Sabtu, 29 Agustus 2015

Pemilik Punggung



Pagi ini udara cukup dingin, sebab kabut terlalu pekat akibat pembakaran hutan yang kian menjadi-jadi. Perempuan itu mulai memacu kecepatan motornya menjadi 60km/jam, sebab terakhir dia melirik jam di tangan kirinya menunjukan pukul 07.45 WITA, menandakan dia sudah terlambat dari ketentuan jam masuk sekolah. Dia mulai menghela nafas, berharap motornya bisa dengan cepat  berlari melewati jalanan yang ramai. Mungkin tidak hanya dia yang terlambat bekerja, sebab beberapa kali dia diselip oleh pengendara lain yang juga tergesa.
Sekolah mulai sunyi, jam pelajaran pertama telah dimulai, dia perlahan meletakan motornya disamping motor besar berwarna merah. Gugup. Dia merasa bahwa motor besar itu menghakimi atas keterlambatannya. Dia mulai berjalan memasuki ruang sekolah, dengan langkah cepat dia segera menekan tombol absen. Terdengar ucapan terimakasih dari mesin absensi otomatis tersebut. Sambil menyapa beberapa guru yang tengah bertugas di pengawas harian, dia mulai menuju ruang yang letaknya berada dipojok sekolah: Perpustakaan. Ketika melewati sebuah tangga langkahnya terhenti, dia tercekat menatap sesosok yang membuatnya tak bisa tidur selama beberapa hari terakhir.

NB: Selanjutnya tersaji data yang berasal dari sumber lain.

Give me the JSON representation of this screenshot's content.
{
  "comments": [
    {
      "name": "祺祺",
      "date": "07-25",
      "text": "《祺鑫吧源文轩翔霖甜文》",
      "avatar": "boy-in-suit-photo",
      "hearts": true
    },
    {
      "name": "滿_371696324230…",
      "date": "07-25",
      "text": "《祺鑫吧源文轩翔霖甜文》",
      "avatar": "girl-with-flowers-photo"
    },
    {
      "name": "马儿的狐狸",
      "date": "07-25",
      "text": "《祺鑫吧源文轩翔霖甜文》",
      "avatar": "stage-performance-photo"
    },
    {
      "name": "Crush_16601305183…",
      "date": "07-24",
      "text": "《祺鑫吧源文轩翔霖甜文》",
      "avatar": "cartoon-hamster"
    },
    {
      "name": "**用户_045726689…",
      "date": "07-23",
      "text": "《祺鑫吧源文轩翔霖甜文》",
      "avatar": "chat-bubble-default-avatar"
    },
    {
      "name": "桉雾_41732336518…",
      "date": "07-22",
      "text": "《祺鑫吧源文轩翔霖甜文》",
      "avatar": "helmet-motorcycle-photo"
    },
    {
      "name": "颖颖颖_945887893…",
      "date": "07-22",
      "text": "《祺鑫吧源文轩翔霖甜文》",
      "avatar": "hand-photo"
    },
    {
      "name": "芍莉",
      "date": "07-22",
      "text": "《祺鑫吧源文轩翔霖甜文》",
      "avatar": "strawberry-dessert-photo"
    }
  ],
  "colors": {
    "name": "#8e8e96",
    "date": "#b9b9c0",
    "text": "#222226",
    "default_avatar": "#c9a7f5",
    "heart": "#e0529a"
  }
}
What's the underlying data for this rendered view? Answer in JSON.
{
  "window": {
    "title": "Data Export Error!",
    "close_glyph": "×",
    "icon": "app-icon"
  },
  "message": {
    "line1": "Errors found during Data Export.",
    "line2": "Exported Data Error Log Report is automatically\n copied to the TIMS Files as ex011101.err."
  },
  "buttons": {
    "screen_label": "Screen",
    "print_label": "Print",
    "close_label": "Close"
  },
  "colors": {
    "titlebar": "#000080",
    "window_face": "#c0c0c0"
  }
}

“Bagaimana jika aku rekomendasikan beberapa buku bagus, tentang motivasi?”, Dea mulai memberikan rekomendasi kepada Leon dalam forum chat media sosial, sebagai Pustakawati, tentu Dea merasa harus memberikan banyak masukan kepada orang yang memerlukan referensi, “Boleh”, ucap Leon dingan, dan kemudian ruang chat Leon menunjukan offline, Dea hanya tersenyum kecut melihat forum chat dan mematikan computer. Namun beberapa hari kemudian mereka sering chat, banyak berbagi cerita dan berdiskusi mengenai berbagaimacam hal yang menarik menurut mereka. Dea dan Leon sejak saat itu, seakan dekat di dalam dunia maya namun jauh di dunia nyata. Sejak kedekatan mereka di dunia maya, Dea semakin gugup jika melihat Leon yang juga bekerja di sekolah yang sama dengan Dea, entah karna malu, atau karna rasa yang tidak bisa digambarkan oleh Dea. Tapi yang pasti mereka hanya berdiam saja, jika berpapasan dimanapun, Dea menikmati saja, sebab ada beberapa hal yang selalu membuatnya merasa dekat dengan Leon. Punggungnya.
Satu jam sudah Dea berdiri menatap tangga melalui sela-sela tirai perpustakaan, berharap Leon turun dari tangga, dan memberikan kesempatan kepada Dea menatap punggungnya. Meskipun jika Leon tahu, dia tidak akan memberikan kesempatan itu. Leon tahu Dea adalah sosok perempuan yang hanya bisa dia jadikan teman, tak ada ruang apapun atas perasaan itu. Semua remuk. Setelah mengetahui Dea sudah memiliki pasangan yang akan mempersuntingnya. Sementara Dea, masih begitu setia menunggu punggung itu hadir mengisi visualisasi angan-angannya. Meski takkan pernah bisa. Dibalik tirai perpustakaan Dea mulai menangisi hati yang begitu gamang.